La Cour d'Appel quant à elle n'existe que dans les chefs lieux de région. En plus de son éloignement des justiciables, nous pouvons ajouter la probable indisponibilité des magistrats qui appartiennent à plusieurs chambres. Quand on sait que les moyens de communication ne sont pas aussi développés au Cameroun, il faut admettre, que ce soit du côté de la justice, que de celui du justiciable qu'ils constituent un véritable obstacle à la fluidité de la justice dans la mesure où, au cours de l'instruction on peut avoir droit à des descentes sur le terrain.
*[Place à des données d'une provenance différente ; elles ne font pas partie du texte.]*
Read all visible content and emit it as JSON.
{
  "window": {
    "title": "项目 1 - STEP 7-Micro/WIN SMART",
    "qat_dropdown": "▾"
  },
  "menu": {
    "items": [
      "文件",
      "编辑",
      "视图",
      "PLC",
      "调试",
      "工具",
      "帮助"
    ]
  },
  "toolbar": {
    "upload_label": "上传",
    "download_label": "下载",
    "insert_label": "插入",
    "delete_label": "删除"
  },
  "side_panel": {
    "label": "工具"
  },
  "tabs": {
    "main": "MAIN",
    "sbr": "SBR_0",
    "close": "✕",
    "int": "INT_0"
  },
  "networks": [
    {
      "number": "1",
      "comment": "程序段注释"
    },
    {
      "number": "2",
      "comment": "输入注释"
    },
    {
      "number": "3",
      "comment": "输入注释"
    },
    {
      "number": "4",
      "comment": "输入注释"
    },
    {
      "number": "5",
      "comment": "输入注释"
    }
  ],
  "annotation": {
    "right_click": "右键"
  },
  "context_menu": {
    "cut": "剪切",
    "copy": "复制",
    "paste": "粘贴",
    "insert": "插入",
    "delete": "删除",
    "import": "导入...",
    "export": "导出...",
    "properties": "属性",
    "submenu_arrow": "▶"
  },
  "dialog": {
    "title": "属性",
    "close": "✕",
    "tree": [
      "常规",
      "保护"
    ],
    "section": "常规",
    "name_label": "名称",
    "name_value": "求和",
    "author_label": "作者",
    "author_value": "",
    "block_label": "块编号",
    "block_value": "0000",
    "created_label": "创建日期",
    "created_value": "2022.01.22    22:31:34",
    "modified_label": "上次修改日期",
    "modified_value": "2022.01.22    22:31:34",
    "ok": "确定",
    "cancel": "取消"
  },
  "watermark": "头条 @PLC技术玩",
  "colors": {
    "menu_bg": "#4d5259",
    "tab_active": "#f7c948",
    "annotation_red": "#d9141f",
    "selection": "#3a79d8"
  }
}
C'est dans ce sens que la doctrine parlant de la difficulté d'accès au droit relevait :

 « Dans la recherche de la preuve, le juge est souvent amené à mettre en oeuvre un certain nombre de mesures telles l'enquête, l'expertise, la descente sur les lieux etc., et parfois ces mesures provoquent des lenteurs et des dysfonctionnements de la procédure »220(*).

S'agissant de la juridiction suprême qui connaît des pourvois des parties civiles ou du Procureur Général près une Cour d'Appel, on sait qu'elle est unique. Située à Yaoundé, elle est à plus de mille kilomètres de certaines régions du pays. Il est vrai qu'en dépit de l'article 480 du Code de Procédure Pénale : 

« Le pourvoi est formé, à peine d'irrecevabilité, par la partie intéressée, soit en personne, soit par son conseil, soit par un mandataire muni d'une procuration dument légalisée. Il est fait par déclaration au greffe de la Cour Suprême ou de la Cour d'Appel qui a statué, par télégramme avec récépissé, par lettre-recommandée avec accusé de réception ou par tout autre moyen laissant trace écrite et ayant date certaine. Il est adressé au greffier en chef de ces juridictions ».

Ces moyens qui facilitent le pourvoi sont loin d'être des remparts contre les lenteurs procédurales, lenteurs qui ne restent pas sans conséquences sur le droit judiciaire camerounais.

* 216 Allusion ici est faite aux avocats, huissiers etc.

* 217 Article 17 alinéa 3 loi n° 2006/015 portant organisation judiciaire au Cameroun. Le même article en prévoit autant en ce qui concerne les greffiers les juges, les présidents des tribunaux.

* 218 Article 20 alinéa 2 (c).

* 219 Article 13 et 16 loi de 2006. Cette loi prévoit l'extension des compétences des tribunaux à plusieurs arrondissements ou départements.

* 220 Kenfack (P.E), « L'accès à la justice au Cameroun », in Cahiers de l'UCAC, 1996, 15 pages.